# Problema impresora Lexmark



## Frasco (Sep 13, 2005)

A ver. Tengo una impresora Lexmark. Tengo un pequeño problema desde junio... La impresora, al conectarla a la red de electricidad, empieza a lucir..pero no me hace caso el ordenador...para él no existe..y presionando en cualquiera de los botones de la impresora tampoco nme hace caso. Es como si recibiera electricidad (lo que indica la luz) pero no puede hacer nada debido a algun motivo quizas de circuitos... No es problema de software..ya esta todo estudiado y es, en fecto, de la impresora en sí, material. 
Por tanto a ver si alguien podría darme alguna indicación sobre qué debo de mirar..o alguna cosilla...la he desmontado y, aparentemente, para los ojos de uno no muy experto, no hay nada defectuoso..no hay nada mal que resalte. Espero sus respuestas 

Muchas gracias chicos!!! 
Saludos!!!

PD: la impresora es la Lexmark P3150
No sé si este mensaje irá en este subforo...creo que sí, no obstante si no es de aquí ya se encargará el admin de moverlo...Gracias!!


----------



## Andres Cuenca (Sep 13, 2005)

Si la impresora enciende y no responde a las ordenes envidadas por el PC, se puede pensar o que el driver esta desconfigurado o que tiene problemas de comunicación, si ya reinstalaste el software entonces prueba utilizando otro cable de comunicación.
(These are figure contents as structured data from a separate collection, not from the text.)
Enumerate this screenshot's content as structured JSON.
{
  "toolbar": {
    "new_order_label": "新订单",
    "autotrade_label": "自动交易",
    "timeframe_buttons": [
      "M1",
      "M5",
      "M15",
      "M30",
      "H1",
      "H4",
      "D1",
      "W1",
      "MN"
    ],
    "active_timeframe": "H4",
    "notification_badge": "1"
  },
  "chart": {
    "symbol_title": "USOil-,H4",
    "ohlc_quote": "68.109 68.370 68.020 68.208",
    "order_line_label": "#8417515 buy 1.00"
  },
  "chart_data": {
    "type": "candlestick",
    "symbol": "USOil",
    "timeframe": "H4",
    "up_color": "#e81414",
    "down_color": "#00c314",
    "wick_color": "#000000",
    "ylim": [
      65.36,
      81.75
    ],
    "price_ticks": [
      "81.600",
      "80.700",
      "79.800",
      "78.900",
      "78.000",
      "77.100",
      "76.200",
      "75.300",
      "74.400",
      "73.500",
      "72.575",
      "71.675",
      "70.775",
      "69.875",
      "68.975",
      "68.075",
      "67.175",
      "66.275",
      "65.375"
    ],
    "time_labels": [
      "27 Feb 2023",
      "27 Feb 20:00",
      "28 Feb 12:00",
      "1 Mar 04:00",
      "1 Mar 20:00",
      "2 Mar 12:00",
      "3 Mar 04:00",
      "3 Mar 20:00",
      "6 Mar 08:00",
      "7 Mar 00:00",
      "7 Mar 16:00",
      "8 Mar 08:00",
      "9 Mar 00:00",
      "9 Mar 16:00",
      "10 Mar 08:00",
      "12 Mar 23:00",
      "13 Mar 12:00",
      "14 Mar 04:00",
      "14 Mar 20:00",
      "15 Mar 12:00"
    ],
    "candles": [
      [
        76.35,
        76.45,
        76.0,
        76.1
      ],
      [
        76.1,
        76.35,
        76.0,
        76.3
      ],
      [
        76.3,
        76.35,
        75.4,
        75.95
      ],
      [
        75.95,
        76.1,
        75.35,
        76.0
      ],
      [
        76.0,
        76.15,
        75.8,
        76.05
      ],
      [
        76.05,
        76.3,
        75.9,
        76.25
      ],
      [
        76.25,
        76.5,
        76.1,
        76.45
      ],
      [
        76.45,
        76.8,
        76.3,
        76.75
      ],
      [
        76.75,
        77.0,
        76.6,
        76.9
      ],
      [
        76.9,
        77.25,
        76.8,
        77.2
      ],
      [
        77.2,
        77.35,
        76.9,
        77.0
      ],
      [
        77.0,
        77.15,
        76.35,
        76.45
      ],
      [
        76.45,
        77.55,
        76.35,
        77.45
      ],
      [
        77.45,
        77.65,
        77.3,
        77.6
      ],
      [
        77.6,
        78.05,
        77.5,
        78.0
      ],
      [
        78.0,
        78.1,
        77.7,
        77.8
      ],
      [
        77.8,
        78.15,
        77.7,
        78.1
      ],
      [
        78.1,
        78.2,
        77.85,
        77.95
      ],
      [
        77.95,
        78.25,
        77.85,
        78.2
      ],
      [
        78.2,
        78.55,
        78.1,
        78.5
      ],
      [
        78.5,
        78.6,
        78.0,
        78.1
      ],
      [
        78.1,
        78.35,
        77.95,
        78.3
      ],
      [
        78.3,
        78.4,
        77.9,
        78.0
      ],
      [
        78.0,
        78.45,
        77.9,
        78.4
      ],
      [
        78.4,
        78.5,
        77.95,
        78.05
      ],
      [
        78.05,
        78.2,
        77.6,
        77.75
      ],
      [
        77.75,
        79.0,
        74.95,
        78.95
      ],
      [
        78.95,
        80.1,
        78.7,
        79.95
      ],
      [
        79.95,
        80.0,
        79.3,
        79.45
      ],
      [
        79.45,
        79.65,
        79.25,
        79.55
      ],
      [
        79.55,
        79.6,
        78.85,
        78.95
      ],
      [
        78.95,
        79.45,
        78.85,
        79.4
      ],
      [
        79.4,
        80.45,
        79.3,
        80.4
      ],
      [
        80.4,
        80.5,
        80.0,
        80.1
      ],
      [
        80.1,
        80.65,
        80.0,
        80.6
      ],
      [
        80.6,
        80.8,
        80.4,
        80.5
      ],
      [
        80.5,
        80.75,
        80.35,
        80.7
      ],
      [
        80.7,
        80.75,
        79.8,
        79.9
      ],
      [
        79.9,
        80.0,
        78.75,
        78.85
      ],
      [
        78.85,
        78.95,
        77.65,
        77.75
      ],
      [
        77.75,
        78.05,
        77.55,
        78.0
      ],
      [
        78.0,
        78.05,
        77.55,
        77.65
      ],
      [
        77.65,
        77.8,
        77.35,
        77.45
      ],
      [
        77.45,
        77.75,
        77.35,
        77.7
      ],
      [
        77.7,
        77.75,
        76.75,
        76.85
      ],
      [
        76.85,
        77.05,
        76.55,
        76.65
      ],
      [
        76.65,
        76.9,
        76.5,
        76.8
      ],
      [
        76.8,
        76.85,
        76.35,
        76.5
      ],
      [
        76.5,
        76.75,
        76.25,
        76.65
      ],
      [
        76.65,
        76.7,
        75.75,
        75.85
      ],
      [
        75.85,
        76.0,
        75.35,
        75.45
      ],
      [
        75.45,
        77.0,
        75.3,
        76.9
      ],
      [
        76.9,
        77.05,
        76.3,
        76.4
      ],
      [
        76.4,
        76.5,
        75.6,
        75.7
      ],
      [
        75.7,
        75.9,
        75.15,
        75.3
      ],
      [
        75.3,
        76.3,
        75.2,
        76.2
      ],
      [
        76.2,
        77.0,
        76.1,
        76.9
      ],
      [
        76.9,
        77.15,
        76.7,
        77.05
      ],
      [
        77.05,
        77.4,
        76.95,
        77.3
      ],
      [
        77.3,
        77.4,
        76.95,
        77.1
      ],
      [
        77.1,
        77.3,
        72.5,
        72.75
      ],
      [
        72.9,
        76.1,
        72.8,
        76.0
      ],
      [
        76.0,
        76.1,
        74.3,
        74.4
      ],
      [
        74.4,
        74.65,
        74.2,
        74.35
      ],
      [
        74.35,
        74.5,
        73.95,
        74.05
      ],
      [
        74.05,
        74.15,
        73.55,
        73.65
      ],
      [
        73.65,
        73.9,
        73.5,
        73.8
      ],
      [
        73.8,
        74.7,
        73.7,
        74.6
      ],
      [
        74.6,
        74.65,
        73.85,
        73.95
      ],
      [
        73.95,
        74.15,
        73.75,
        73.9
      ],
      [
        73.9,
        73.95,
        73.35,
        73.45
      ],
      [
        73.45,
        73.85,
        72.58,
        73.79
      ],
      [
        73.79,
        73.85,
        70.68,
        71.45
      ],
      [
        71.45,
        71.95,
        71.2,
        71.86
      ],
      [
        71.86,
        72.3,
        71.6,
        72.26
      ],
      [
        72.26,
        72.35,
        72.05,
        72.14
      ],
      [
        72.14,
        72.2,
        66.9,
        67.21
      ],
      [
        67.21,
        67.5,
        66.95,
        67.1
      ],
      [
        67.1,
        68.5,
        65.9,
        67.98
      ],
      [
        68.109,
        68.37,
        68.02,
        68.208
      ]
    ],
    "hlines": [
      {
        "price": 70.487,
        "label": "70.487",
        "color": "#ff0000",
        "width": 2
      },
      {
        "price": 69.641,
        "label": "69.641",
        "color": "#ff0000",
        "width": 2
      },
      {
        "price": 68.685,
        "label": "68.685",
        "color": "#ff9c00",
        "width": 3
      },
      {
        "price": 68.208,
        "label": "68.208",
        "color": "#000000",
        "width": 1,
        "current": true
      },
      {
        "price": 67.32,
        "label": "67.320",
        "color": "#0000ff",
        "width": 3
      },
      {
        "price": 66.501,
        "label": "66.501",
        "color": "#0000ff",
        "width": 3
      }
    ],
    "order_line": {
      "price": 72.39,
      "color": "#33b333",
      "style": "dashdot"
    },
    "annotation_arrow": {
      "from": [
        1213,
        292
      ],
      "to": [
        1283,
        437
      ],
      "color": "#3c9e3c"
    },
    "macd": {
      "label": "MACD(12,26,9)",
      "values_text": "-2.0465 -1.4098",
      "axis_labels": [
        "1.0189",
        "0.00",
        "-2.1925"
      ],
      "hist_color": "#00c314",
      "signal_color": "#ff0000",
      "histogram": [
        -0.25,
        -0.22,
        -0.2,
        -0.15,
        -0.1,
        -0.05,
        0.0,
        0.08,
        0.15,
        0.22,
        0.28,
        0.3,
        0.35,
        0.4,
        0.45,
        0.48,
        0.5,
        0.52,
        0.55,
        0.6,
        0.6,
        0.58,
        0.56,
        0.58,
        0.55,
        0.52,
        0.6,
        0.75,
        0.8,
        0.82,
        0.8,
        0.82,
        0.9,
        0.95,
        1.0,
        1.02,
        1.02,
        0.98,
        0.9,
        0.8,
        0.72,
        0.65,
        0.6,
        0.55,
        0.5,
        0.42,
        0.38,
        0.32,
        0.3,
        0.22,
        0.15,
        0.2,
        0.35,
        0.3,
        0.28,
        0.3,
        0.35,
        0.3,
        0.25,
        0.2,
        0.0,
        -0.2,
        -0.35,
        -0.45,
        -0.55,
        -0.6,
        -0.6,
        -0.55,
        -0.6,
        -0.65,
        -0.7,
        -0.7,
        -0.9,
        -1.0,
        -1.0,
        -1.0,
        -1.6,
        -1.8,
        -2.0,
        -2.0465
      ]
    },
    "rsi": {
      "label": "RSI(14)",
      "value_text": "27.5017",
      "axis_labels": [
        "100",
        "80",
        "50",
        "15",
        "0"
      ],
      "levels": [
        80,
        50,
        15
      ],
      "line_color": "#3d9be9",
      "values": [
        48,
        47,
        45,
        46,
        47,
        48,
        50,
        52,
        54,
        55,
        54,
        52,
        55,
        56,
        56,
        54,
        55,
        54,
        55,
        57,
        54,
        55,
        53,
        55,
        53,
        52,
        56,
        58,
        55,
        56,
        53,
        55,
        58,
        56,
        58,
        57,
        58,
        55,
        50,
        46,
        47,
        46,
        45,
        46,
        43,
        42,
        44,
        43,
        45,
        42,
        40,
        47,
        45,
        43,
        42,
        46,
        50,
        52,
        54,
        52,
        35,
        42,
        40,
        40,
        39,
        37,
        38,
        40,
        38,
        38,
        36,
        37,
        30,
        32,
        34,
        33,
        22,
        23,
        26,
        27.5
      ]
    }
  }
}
Dudo que sea otro el problema, ya que no veo otra forma para que se pueda dañar la impresora.

Pero si la impresora no responde al presionar cualquiera de sus botones entonces el problema es interno y creo que en ese caso ya no se puede hacer nada, su electrónica es muy discreta y sus circuitos integrados son de aplicación especifica, así que si no hay un daño muy visible (como una resistencia quemada o algo así) es muy difícil encontrar el problema.


----------



## Frasco (Sep 13, 2005)

En efecto, el problema es interno, ya que las otras dos soluciones las he probado y nada... No habría remedio en caso de que sea cuestión de circuito?? Me saldría mejor una nueva??? Esque no sé...lo decía por si había algún tipo de remedio casero...así me ahorraría el comprarme otra ya que esta no está en garantía...justo la semana siguiente de su caducidad se rompió...vaya desgracia...

Espero sus respuestas. 
Muchas gracias!!!


----------



## Andres Cuenca (Sep 13, 2005)

Lo cierto es que en estos momentos toda la electrónica de consumo es desechable, un daño interno implica una reparación mas costosa que comprar nuevamente el producto.

Mejor cómprate otra.


----------



## José Coito (Sep 15, 2005)

Hola, si mira estoy de acuerdo con el caso del cable, también puede ser otra cosa pero para ir descartando si podes probala en otra pc.

Avisa si solucionaste, Un abrazo...


----------